Efforts to solve that problem have stalled as seven Western states missed a federal deadline to negotiate a water conservation plan. There’s still no plan – and not a lot of direction from the federal government, either. 

The Department of the Interior gave the basin states 60 days to figure out how to conserve at least 2 million acre feet – about as much Colorado River water as the whole state of Arizona uses in a year.

“Unprecedented,” said Jason Robison, a professor of natural resources law at the University of Wyoming. “Two to four million acre feet in conservation saving blows the doors off of anything that has been done since the onset of the megadrought in 2000.”

So, he said, it’s not surprising the states couldn’t work it out in two months. But this all started with an ultimatum.
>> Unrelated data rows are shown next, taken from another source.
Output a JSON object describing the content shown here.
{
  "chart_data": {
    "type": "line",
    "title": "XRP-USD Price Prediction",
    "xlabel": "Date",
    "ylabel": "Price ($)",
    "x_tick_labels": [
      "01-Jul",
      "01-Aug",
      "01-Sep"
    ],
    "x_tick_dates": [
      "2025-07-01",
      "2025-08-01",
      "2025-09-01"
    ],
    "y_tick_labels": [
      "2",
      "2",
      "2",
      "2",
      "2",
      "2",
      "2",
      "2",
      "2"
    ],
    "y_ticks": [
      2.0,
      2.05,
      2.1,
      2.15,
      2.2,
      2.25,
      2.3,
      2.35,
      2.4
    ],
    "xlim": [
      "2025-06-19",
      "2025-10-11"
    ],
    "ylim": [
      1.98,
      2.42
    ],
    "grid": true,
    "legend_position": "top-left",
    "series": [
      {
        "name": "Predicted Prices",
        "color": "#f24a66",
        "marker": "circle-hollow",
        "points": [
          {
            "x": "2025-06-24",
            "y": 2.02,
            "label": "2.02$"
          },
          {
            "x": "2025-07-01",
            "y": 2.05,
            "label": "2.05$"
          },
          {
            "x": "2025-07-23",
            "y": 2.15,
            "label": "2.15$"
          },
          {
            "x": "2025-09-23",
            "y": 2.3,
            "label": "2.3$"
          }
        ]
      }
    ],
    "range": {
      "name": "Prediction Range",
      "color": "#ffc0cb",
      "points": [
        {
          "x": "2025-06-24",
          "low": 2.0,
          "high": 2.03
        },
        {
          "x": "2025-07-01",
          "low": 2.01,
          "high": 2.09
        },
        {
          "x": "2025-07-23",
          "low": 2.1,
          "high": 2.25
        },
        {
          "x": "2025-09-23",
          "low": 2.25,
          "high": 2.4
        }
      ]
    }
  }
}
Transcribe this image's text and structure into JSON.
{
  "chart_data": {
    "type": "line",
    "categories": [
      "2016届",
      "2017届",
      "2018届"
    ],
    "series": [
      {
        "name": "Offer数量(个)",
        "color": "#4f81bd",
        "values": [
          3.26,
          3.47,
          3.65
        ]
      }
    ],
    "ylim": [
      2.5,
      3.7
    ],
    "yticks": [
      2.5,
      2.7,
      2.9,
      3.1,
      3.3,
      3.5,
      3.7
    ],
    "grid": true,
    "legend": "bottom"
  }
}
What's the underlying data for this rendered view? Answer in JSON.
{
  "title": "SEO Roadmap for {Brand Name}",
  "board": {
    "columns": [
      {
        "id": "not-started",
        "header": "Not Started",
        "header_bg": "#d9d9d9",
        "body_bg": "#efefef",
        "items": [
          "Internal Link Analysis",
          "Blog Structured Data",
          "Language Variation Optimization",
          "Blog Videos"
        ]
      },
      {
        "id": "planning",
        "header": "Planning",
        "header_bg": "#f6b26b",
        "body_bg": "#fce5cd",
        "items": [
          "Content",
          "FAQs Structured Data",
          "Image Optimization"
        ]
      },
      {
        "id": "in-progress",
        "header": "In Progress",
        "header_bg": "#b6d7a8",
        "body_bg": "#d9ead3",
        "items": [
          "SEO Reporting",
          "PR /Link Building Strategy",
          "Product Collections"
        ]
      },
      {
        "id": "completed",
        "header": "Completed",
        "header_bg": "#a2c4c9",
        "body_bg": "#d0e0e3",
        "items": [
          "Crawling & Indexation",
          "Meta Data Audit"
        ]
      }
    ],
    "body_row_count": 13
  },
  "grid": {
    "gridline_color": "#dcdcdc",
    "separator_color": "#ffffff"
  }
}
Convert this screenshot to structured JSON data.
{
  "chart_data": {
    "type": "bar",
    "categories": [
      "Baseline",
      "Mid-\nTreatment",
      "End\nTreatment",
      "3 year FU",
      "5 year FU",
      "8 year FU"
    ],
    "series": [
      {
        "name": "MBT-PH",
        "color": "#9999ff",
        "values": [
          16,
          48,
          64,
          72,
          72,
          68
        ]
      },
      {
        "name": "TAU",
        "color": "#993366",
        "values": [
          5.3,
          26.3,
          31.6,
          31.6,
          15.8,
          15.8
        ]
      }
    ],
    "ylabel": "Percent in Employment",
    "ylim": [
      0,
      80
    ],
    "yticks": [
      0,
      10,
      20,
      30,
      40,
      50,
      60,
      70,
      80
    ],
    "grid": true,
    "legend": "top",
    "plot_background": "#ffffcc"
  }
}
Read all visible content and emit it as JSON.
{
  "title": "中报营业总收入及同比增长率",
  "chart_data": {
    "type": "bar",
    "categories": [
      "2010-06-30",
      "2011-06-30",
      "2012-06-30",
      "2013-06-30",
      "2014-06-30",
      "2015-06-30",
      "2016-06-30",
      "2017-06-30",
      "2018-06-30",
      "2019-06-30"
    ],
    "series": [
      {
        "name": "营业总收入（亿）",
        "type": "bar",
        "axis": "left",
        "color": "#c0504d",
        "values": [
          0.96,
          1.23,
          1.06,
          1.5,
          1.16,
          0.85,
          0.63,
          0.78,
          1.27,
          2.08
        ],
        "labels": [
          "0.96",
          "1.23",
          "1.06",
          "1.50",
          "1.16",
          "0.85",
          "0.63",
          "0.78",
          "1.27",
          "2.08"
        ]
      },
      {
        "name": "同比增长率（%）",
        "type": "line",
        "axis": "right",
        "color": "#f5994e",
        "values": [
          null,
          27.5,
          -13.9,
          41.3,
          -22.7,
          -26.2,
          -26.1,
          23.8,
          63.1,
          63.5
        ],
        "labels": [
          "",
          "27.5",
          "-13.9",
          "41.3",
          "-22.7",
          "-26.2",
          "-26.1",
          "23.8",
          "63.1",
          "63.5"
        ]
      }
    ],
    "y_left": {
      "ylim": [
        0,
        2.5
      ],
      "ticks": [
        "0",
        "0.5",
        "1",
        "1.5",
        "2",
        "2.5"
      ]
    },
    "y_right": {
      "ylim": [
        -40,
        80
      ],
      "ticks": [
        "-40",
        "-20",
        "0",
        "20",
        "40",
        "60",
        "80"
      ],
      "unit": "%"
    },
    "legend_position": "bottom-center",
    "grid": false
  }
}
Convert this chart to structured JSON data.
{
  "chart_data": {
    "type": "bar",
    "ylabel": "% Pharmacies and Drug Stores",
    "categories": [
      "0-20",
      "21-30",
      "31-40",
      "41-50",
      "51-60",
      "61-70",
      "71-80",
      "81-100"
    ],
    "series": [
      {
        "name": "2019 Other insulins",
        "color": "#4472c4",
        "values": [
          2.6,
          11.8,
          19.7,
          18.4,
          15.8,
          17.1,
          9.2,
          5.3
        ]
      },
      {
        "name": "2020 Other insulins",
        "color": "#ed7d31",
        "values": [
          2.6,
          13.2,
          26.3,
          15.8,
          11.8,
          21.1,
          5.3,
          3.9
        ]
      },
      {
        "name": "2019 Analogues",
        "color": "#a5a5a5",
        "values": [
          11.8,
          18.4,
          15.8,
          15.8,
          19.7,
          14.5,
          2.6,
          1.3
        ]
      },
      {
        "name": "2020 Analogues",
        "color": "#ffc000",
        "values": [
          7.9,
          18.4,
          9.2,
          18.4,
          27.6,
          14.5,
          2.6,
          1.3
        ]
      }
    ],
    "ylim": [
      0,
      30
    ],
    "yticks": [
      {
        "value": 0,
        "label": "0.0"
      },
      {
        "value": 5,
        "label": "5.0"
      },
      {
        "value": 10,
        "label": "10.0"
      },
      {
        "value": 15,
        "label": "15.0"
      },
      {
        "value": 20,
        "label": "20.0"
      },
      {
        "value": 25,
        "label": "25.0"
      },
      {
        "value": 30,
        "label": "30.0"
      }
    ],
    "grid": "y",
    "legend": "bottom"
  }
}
Interior said negotiate cuts or we’ll impose them. And so far, they haven’t made good on that threat.

Some stakeholders see the lack of direction as sort of an extension.

Like Adel Hagekhalil, director of the Metropolitan Water District of Southern California.

“I think they opened the door to continue the dialogue on some additional voluntary cuts that we need to make that can respond to the changing climate because the conditions are not getting better.”

He’s optimistic that funding in the Inflation Reduction Act could help move things along. He says it can be used to pay farmers to conserve water.

Other stakeholders are hungry for some stronger leadership from the federal government.

“Well, I think we would have liked to have seen a definite deadline,” he said.

Stephen Roe Lewis is Governor of the Gila River Indian Community just south of Phoenix, which recently stopped voluntarily contributing water to a statewide reservoir.

He said that sends a message that his community won’t continue to make sacrifices while others are not.

“Using our water resources as leverage, that was I think an important strategic move to really advance a plan,” he said.

If negotiations continue to break down, Jason Robison at the University of Wyoming says the federal government has the legal authority to impose some unilateral cuts.

That doesn’t mean it wants to flex that muscle.

“It really is a backstop,” he said, adding that all parties would rather the conservation be voluntary.

But with 40 million people relying on the river for water and electricity, the consequences of inaction are dire.